La passione per il mondo della comunicazione arriva all’età di 8 anni quando ad Alessia Fattori Franchini viene regalato il libro “Giocare con le immagini” (Carlo Z. Baruffi, ndr). Laureata in giurisprudenza e giornalista professionista, ha fondato la sua AFF nel 2008, quando era portavoce dell’Assessore alla Moda e al Design di Milano e, contemporaneamente, iniziava a sostenere come consulente importanti realtà che si affidavano a lei per la comunicazione. Una passione che l’ha portata negli anni persino a collezionare articoli di costume e assumere le vesti di docente in brand communication all’Istituto Marangoni. Il suo è un atelier di comunicazione, come ama definirlo, specializzato nelle eccellenze della moda, della gioielleria e del lifestyle. Le sue esperienze nel campo portano all’inizio la sua firma su Vogue e contemporaneamente iniziano le collaborazioni con Prada, Jean Paul Gaultier, Evian, Cardi Gallery, Larusmiani, Van Cleef & Arpels e molte altre aziende del lusso. Milanese d’elezione, mamma di Leopoldo e collezionista appassionata di arte moderna.
Come si è evoluto nel tempo il suo business model?

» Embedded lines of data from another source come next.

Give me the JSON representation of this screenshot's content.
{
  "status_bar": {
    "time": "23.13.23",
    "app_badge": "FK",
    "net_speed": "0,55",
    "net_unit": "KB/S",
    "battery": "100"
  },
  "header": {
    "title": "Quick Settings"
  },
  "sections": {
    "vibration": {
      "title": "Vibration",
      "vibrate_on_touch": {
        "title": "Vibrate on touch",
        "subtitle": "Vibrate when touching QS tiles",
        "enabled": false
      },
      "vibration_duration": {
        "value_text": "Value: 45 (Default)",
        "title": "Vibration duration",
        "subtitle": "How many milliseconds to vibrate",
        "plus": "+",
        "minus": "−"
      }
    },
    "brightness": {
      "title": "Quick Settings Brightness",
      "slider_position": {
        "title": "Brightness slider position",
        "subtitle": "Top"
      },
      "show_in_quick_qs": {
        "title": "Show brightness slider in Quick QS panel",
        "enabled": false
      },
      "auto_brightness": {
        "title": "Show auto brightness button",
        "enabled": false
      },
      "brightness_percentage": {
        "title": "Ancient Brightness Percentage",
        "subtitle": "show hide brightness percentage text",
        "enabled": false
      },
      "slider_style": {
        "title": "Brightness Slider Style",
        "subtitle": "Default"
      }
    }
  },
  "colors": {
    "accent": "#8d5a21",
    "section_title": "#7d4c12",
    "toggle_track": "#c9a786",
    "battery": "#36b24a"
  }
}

Direi parallelamente all’evoluzione della comunicazione. Facciamo posizionamento attraverso attività di ufficio stampa integrata al digitale perché ho sempre creduto fortemente in una comunicazione qualitativa e omnichannel. AFF realizza un posizionamento che oggi è fondamentale per ogni brand e crea uno storytelling che completa la brand identity, focalizzato anche al raggiungimento di obiettivi di vendita. Oggi sviluppiamo la comunicazione per eccellenze della moda, della gioielleria e del lifestyle (Pasquale Bruni, Crédit Agricole, Clementoni, Sotheby’s, il gruppo Sereno Hotels, Sassicaia e tanti altri, ndr) attraverso attività che comprendono la creazione di strategia, l’ufficio stampa corporate e prodotto, il digital marketing e le digital pr, la media strategy e il media buying e le relazioni esterne.
Come è cambiato il modo di fare comunicazione nel lusso negli ultimi 5 anni?
Il vero cambiamento è segnato dall’aumento della necessità di produzioni contenuti sia digitali che tradizionali e dall’importanza che è stata riconosciuta allo storytelling. Il lusso richiede coerenza anche nei singoli messaggi e una sapiente diversificazione del linguaggio a seconda degli strumenti utilizzati. Questo determina la potenza del messaggio e la sua efficacia creando un posizionamento solido e conforme.
In che modo avete gestito i cambiamenti di settore innescati dalla pandemia?
Abbiamo creato una piattaforma digitale AFF che consentisse presentazioni e momenti di incontro e condivisione tra i key opinion leader del mondo dei media e i direttori creativi o i ceo dei brand che curiamo: abbiamo voluto una piattaforma che garantisse una brand identity a ognuno di loro e una fruizione immediata dei contenuti dei progetti presentati. Inoltre abbiamo ideato un progetto digitale che ha coinvolto le voci più importanti del sistema moda italiano: #ConnectingFashionVoices sarà online a fine maggio ed è un messaggio e una riflessione sul futuro dei multibrand e del mondo del retail che abbiamo realizzato per la boutique di alta moda Ratti.